(BiotechFinances n°975 lundi 14 février 2022) IBM a décidé de se débarrasser de Watson Health, une attitude bien surprenante, à l’heure où l’intelligence artificielle (IA) s’insinue partout en santé et même en Europe et en France (Sanofi et Exscientia, SeqOne Genomics). Pourquoi maintenant et surtout pourquoi à ce prix ?
En effet, les rumeurs courent et évoquent une somme proche du milliard de dollars. Alors qu’IBM aurait investi bien plus d’argent de l’ordre de $4 milliards pour construire Watson Health. Depuis 2015, les opérations se sont enchaînées (rachats, investissements) portant sur de la donnée médicale, de facturation, d’imagerie à propos de centaines de millions de patients. Au-delà de l’excellente affaire pour le fonds Francisco Partners, la question demeure : pourquoi ? Big Blue est-elle à ce point exsangue qu’elle ne puisse pas faire monter les enchères ?
Car à l’extérieur, la concurrence s’exacerbe et les GAFAM font monter la pression. On ne compte plus les deals dans le domaine de la santé et les milliards de dollars qui s’échangent (partenariat de Google avec Ascension, rachat de Nuance par Microsoft, Oracle s’offrant Cerner). Il y a fort à penser que l’un de ces nouveaux acteurs se serait intéressé à Watson.
Ou alors cette cession marque la réelle prise de pouvoir au sein d’IBM d’Arvind Krihna. Car, depuis 2020, date de son arrivée à la tête de la société, il militait pour une présence renforcée dans le Cloud. A la différence de Ginni Rometty, sa devancière à la tête d’IBM, Krishna ne considérait pas la santé comme ce fameux « Moon shot ». Watson Health ainsi que Deep Blue et autres Blue Gene, n’auraient été que des vitrines pour retrouver le lustre perdu. Pour d’autres, les résultats commerciaux de l’entité n’auraient pas été à la hauteur. La rentabilité de cette activité posait question car le déploiement peinait. Pour d’autres encore, les résultats scientifiques qui n’étaient pas toujours au rendez-vous auraient été la cause du désintérêt de Big Blue. Mais peut-être est-ce simplement dû à la lassitude, car IBM est présent dans le domaine de l’IA depuis les années 90. Ou pire un aveu de faiblesse devant l’accélération de la concurrence ?

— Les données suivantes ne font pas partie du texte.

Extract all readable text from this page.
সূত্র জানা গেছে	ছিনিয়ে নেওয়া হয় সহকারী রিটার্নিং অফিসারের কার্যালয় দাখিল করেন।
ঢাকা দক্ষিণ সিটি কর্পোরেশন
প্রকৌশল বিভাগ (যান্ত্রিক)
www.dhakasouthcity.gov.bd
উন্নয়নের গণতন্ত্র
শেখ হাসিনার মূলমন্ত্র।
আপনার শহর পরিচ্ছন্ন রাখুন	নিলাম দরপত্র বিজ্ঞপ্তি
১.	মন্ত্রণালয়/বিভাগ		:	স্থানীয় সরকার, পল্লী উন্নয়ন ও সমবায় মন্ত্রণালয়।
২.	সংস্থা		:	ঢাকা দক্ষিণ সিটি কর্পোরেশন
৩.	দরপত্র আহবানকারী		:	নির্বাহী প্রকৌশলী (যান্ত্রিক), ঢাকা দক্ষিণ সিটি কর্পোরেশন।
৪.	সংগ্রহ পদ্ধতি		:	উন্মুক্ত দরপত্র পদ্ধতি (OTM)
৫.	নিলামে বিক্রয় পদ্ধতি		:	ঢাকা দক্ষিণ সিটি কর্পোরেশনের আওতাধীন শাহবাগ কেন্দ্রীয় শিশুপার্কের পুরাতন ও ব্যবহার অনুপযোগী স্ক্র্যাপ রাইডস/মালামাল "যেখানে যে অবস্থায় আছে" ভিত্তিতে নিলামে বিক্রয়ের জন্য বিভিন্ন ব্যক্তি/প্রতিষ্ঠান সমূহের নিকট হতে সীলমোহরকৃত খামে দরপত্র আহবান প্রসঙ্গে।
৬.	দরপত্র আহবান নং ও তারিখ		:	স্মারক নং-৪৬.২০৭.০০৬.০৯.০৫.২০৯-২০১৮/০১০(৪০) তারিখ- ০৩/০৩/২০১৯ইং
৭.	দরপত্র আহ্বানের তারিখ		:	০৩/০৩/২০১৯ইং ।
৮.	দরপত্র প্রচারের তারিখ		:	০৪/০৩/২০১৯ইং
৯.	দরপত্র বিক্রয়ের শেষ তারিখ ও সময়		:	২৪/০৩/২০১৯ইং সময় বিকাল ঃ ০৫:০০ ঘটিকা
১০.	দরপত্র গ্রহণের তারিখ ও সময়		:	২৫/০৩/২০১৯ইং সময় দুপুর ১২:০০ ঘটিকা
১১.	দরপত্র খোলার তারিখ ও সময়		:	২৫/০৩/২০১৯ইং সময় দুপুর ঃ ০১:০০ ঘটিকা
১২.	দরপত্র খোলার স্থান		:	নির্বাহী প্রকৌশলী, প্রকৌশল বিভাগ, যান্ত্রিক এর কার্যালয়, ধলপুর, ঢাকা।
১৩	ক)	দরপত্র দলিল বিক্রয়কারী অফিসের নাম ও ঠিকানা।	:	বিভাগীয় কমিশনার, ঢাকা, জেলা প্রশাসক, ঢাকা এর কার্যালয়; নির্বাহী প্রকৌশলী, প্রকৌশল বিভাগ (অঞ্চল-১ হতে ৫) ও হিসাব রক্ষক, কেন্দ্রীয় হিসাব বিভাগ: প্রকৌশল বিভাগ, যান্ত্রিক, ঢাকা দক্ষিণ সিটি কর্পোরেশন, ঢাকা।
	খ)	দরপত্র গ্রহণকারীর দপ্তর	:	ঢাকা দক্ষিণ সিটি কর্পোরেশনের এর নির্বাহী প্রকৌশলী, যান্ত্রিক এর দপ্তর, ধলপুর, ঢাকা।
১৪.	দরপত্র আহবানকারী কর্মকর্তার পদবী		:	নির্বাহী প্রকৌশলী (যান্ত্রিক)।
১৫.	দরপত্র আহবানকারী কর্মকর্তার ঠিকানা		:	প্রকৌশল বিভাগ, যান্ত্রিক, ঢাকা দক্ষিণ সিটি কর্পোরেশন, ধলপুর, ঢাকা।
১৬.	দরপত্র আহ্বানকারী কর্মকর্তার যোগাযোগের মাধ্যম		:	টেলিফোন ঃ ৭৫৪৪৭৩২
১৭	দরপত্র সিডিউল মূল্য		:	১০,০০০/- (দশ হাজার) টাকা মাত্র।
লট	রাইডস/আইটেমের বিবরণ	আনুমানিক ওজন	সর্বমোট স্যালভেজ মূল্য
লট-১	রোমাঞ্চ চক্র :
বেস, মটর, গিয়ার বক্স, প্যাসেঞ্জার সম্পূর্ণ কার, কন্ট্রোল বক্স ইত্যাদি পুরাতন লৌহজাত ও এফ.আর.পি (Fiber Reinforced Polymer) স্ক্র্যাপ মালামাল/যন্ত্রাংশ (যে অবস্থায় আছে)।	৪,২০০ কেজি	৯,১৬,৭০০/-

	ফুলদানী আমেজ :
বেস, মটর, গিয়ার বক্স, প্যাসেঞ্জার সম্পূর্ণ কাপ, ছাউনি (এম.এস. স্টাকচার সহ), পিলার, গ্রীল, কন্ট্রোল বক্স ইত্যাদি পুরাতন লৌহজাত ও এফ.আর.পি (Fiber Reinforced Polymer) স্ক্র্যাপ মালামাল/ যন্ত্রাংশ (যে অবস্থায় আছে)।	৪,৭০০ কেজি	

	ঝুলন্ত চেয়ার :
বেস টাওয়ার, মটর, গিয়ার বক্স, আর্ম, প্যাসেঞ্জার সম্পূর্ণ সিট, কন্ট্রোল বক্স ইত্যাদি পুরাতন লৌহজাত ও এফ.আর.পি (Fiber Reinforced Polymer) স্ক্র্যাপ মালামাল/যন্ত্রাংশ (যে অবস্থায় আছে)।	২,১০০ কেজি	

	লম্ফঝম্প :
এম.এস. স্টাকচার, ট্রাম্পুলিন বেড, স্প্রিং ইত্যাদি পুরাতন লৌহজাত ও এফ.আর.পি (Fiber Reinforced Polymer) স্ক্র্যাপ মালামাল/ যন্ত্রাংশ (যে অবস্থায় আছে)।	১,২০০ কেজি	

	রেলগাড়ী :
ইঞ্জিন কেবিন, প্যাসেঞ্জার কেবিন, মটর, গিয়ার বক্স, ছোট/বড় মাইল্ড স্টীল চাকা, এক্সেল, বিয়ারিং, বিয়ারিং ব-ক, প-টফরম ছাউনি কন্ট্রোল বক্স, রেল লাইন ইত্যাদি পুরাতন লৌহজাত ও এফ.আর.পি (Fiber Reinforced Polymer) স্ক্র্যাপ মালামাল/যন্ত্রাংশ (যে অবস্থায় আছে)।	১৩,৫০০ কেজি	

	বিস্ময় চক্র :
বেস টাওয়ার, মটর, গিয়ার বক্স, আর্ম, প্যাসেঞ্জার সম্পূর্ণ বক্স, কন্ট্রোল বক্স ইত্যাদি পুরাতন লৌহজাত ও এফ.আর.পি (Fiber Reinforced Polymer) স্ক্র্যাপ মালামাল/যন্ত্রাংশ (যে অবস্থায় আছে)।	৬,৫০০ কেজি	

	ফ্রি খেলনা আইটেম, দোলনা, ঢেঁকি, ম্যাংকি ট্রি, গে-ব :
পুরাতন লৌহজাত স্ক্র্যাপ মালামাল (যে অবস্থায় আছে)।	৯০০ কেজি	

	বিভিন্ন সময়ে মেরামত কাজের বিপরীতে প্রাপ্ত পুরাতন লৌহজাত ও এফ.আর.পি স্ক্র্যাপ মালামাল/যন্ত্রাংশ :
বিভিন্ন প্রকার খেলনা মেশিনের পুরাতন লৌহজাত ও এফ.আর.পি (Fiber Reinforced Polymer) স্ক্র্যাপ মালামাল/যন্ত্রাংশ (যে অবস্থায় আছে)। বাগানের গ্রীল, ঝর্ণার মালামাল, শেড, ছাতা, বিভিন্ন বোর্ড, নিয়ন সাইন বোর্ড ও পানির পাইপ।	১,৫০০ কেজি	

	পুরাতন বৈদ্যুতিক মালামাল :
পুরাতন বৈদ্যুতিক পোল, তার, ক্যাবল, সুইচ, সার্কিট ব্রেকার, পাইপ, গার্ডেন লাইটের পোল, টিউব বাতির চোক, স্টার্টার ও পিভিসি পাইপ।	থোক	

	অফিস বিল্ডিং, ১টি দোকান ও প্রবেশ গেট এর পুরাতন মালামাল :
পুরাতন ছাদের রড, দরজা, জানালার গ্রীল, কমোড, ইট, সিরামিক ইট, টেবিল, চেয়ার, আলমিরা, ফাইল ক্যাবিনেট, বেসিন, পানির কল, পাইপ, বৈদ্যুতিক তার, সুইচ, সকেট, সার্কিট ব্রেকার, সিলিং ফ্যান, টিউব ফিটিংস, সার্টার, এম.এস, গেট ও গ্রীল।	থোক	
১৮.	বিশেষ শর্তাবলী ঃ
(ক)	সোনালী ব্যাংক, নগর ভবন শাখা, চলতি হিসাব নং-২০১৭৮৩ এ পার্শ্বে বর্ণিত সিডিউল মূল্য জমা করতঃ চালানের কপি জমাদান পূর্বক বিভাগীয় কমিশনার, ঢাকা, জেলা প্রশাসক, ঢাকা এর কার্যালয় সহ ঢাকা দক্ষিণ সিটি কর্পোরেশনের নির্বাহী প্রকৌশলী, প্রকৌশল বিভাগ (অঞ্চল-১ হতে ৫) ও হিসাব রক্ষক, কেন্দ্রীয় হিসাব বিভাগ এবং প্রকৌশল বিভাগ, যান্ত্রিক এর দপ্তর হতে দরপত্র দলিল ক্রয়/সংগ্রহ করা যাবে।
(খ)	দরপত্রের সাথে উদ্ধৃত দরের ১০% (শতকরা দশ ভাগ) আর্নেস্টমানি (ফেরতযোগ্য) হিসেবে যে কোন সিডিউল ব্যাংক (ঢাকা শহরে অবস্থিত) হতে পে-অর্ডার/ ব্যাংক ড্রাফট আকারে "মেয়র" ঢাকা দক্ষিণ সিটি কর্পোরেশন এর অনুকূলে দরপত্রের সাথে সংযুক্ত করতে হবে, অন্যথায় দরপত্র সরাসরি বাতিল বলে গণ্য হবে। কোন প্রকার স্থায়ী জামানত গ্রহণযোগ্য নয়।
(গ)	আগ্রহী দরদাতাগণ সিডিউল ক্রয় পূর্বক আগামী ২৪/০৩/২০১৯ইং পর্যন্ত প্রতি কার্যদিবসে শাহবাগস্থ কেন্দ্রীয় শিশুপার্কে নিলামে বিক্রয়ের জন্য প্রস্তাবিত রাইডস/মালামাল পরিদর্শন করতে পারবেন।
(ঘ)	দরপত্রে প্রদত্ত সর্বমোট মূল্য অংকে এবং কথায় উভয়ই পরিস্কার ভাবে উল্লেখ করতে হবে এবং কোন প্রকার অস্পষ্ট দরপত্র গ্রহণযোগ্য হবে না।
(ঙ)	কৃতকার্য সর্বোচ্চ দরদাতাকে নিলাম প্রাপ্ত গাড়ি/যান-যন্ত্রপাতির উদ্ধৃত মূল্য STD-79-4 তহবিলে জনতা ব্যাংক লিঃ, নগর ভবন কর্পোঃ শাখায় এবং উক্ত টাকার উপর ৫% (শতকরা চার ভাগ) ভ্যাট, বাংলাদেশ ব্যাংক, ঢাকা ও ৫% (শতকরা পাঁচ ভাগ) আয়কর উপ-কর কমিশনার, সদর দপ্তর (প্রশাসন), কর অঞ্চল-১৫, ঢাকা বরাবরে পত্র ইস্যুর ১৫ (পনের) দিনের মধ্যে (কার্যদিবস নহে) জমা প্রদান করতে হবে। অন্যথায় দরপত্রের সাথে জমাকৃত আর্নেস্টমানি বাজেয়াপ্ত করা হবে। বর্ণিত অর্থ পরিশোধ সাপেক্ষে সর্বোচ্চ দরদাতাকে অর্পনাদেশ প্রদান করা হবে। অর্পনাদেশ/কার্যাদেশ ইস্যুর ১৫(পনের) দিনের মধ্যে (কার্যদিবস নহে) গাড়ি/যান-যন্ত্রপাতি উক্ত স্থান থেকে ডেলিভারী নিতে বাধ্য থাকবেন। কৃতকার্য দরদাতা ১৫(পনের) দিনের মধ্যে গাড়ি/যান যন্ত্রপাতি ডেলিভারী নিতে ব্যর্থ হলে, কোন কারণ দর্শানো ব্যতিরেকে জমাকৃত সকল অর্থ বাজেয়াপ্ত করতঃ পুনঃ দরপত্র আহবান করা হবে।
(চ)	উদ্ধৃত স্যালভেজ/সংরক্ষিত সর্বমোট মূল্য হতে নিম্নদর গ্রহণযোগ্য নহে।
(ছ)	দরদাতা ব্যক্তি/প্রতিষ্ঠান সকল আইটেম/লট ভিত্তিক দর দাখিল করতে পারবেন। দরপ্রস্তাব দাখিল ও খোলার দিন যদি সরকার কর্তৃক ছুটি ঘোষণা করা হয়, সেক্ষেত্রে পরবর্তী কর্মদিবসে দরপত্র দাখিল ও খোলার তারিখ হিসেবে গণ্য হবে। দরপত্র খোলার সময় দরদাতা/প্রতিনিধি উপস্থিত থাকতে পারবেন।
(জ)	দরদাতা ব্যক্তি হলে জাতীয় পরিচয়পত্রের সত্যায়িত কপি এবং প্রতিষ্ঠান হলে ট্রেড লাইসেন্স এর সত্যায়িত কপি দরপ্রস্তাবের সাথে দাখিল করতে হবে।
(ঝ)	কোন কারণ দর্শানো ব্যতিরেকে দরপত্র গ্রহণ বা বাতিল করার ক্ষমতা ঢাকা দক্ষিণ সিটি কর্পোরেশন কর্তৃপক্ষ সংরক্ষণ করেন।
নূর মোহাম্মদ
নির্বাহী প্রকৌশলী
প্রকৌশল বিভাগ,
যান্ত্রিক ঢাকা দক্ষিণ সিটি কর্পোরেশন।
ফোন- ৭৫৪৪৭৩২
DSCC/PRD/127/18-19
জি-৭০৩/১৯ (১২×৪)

Mais toutes ces questions n’obèrent pas l’interrogation principale : pourquoi céder à vil prix, ce que l’on a mis tant de temps et d’argent à construire ? Une blessure d’amour-propre, peut-être, qui verrait par un revers du destin, l’entreprise avec laquelle tout avait commencé venir la tête basse demander à ses adolescents de lui faire l’aumône. Situation intolérable partout ailleurs… sauf dans le monde des affaires où l’avidité se dispute avec le pragmatisme ? Pas si sûr. Car comment justifier que la potentielle plus-value que ne manquera pas de faire le fonds d’investissement Francisco Partners, qui certes s’est constitué un portefeuille dans le domaine, mais n’a apparemment aucune ambition industrielle, n’ira pas dans la poche des actionnaires d’IBM.